Were you ready for the launch of the new iPhone? Thanks to Kubernetes, T-Mobile was.
In 2015, it took T-Mobile seven months to get new code to production. That certainly wasn’t the speed of delivery that the third-largest wireless carrier in the U.S. needed to keep up with its business goals, so the following year, the company adopted Pivotal’s Platform as a Service offering, Pivotal Cloud Foundry. The migration yielded great results: The time to production shrank to less than a day.
But not all applications, particularly vendor-delivered ones that were shipped to T-Mobile in Docker containers, ran smoothly on PaaS during updates. The company needed an orchestrator, and the main requirements were high availability at every level, persistent storage, and the ability to patch and upgrade the infrastructure seamlessly without any impact to customers.
“Kubernetes checked a lot of those boxes,” says James Webb, Member of Technical Staff, and by that point, “it had become the dominant force.” The team spent six months working with an outside company to build a completely open source Kubernetes platform for T-Mobile, but when Pivotal rolled out PKS, they decided to switch over. “We deploy Cloud Foundry in a very specific way, and if we could do the same thing with Kubernetes, that gives us a lot of efficiencies in terms of how we operate, the automation we build, the monitoring we do,” says Brendan Aye, Director, Platform Architecture. “It was win-win-win.”

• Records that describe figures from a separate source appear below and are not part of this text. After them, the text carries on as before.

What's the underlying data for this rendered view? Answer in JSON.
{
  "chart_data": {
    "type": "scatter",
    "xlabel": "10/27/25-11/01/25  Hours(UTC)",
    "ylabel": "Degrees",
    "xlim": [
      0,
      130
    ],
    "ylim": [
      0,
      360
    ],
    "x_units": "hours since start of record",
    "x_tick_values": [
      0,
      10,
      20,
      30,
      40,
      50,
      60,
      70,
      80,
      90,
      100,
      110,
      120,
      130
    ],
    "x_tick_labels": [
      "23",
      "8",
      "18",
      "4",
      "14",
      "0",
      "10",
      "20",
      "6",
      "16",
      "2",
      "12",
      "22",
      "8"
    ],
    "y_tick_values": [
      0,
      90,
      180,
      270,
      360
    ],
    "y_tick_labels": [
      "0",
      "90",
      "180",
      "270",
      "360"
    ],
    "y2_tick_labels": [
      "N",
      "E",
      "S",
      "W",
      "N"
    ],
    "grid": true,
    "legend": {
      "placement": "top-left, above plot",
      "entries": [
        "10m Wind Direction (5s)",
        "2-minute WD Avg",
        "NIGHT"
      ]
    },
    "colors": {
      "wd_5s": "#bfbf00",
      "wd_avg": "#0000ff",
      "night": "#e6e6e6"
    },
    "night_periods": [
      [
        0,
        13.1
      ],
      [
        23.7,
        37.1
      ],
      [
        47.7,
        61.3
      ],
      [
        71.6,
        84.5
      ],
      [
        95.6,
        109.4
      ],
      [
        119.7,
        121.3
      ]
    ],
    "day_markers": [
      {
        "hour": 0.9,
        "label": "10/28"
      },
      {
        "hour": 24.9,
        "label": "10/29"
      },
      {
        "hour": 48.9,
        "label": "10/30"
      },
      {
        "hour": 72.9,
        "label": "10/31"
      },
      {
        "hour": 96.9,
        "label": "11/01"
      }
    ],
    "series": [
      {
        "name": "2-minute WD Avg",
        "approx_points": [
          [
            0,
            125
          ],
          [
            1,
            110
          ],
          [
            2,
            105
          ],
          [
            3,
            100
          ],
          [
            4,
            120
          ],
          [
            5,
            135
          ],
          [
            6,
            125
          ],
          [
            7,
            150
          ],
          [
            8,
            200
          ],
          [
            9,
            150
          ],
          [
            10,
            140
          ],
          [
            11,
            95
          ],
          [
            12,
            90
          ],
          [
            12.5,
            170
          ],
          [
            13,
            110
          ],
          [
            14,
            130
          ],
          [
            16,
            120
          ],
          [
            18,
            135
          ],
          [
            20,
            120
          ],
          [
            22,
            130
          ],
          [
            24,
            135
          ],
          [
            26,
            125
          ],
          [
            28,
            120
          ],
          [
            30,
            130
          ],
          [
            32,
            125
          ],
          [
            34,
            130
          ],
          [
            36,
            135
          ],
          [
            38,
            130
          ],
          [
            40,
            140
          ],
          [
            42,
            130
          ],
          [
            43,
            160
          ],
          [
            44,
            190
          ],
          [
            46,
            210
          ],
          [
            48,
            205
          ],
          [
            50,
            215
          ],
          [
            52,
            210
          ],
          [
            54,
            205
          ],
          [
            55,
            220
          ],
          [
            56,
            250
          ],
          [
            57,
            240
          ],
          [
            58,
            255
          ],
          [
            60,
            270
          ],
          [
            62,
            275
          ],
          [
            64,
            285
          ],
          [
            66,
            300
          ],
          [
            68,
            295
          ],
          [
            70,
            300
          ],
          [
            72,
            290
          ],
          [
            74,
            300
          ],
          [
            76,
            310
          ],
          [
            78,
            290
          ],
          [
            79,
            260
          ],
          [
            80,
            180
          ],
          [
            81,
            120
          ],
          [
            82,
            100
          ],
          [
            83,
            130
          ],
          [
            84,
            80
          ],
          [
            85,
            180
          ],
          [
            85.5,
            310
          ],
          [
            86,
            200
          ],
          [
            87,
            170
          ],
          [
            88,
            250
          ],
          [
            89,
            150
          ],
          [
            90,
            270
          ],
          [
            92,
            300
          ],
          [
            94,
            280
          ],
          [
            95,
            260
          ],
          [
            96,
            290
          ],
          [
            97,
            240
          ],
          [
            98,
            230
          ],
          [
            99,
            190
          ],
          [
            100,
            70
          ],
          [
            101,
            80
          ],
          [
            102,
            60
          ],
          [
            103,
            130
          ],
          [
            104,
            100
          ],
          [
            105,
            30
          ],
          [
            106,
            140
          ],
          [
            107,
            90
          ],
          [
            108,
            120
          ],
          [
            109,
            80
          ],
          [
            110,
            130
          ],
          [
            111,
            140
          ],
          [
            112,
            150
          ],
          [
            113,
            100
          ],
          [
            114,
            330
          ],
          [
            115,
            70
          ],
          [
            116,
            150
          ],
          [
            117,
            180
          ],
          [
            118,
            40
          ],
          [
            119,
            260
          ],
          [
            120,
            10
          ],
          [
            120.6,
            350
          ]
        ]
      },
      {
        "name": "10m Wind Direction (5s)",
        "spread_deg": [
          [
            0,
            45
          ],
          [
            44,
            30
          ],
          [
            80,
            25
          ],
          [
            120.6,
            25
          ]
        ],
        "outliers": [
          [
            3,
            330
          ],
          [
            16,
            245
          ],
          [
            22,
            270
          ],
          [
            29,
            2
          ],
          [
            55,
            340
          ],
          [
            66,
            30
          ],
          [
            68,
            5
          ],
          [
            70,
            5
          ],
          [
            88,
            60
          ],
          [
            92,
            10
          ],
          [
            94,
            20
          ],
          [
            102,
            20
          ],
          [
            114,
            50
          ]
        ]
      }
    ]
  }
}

During the new iPhone launch last September-the beginning of the peak retail season for T-Mobile-a small amount of production traffic was running on Kubernetes. Soon the company was able to do 95% of deployments in daytime with zero impact, and for development teams, getting a new database went from 5 days to 5 seconds.
This September, Aye says, “we’ll have a huge portion of apps, especially in the sales path for iPhone, running on Kubernetes.”